Bennett's coworker, Kevin Hayden, said there was more encouragement to get training that could be immediately applied in carrying out his job. With a teenage daughter and a nine-year-old son, Hayden said he wouldn't be able to make a time commitment of that magnitude. "For me, my family is first and my job is second," he said.

To be considered in the Microsoft program, candidates must show that they can persuade business and technical people to adopt the systems they design based on return of investment as well as on solid technical reasons, said Andy Ruth, Microsoft's program manager for the architect certification program. Leadership skills are as important as technical knowledge, according to Al Valvano, Microsoft's director of certification programs.

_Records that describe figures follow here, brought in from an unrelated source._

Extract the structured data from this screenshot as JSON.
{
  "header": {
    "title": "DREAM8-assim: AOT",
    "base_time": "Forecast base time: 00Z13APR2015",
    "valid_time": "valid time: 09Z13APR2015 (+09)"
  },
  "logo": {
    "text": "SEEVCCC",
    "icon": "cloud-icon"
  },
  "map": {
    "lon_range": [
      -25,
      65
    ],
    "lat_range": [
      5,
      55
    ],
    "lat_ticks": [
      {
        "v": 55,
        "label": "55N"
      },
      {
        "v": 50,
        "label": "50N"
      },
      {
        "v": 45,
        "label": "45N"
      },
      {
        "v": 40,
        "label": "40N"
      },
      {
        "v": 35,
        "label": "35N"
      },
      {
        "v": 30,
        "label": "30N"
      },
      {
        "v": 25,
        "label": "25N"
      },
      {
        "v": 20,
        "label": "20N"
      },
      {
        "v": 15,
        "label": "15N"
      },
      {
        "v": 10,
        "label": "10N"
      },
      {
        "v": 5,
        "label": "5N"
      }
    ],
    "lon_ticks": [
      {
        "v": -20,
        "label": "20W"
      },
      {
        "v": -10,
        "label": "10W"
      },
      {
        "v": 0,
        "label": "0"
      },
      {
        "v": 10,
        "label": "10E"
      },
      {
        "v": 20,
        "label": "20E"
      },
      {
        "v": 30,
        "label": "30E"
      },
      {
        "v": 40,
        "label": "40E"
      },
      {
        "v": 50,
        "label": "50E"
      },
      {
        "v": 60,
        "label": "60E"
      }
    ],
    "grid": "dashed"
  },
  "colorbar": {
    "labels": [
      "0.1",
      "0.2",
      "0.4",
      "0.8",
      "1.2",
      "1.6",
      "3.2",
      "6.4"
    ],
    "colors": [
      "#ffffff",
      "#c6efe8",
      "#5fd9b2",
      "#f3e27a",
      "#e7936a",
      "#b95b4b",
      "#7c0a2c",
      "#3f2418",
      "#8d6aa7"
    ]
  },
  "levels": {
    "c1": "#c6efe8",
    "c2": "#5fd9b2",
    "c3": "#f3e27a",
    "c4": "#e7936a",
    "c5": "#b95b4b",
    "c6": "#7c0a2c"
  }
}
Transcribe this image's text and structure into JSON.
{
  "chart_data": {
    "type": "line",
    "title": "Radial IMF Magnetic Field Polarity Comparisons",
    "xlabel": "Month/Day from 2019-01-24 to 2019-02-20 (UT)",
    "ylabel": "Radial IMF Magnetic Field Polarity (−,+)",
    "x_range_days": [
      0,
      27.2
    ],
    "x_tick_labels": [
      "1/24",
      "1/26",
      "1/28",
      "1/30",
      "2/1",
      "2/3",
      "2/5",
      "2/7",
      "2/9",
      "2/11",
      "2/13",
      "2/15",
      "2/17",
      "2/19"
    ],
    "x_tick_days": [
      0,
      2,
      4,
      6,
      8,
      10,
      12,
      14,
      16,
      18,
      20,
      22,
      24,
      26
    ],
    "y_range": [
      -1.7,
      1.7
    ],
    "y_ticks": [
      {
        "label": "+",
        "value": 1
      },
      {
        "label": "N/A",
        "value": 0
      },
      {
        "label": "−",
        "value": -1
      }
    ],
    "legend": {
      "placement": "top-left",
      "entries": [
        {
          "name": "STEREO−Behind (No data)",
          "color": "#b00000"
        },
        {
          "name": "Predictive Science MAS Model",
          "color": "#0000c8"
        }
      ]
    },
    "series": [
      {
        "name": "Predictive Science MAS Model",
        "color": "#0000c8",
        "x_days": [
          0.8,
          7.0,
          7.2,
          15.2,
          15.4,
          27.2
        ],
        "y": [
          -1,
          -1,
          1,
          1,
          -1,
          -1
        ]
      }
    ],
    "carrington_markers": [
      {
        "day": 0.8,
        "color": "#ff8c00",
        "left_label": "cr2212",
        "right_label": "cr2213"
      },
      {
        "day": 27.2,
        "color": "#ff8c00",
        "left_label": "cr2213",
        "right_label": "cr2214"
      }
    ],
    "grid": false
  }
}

There will be geographic peer review boards held in different locations, with board members paid for their time, Ruth said. The $10,000 price tag is designed to cover travel, hotel and any other costs associated with the program for candidates and board members. Ruth has been inundated with email and phone calls from potential program candidates, he said, as well as from IT department heads who are thrilled with the idea of set criteria to judge job candidates on their technical and business savvy.

In general, technological changes happen so quickly that recertification looms every couple of years, said Ian Coll, a solutions architect for Aliant Inc., one of the largest telecommunications companies in Canada with about 8,400 employees. Because of that, Coll said he wasn't sure he would be interested in the program. Although architectural certification might last longer than other certifications, he said the price tag would likely be problematic.

Frazer Smith, a service architect at Aliant, said his company pays the cost of taking exams, but training money is not always guaranteed. "It's sort of up to the individual to pursue it," Smith said.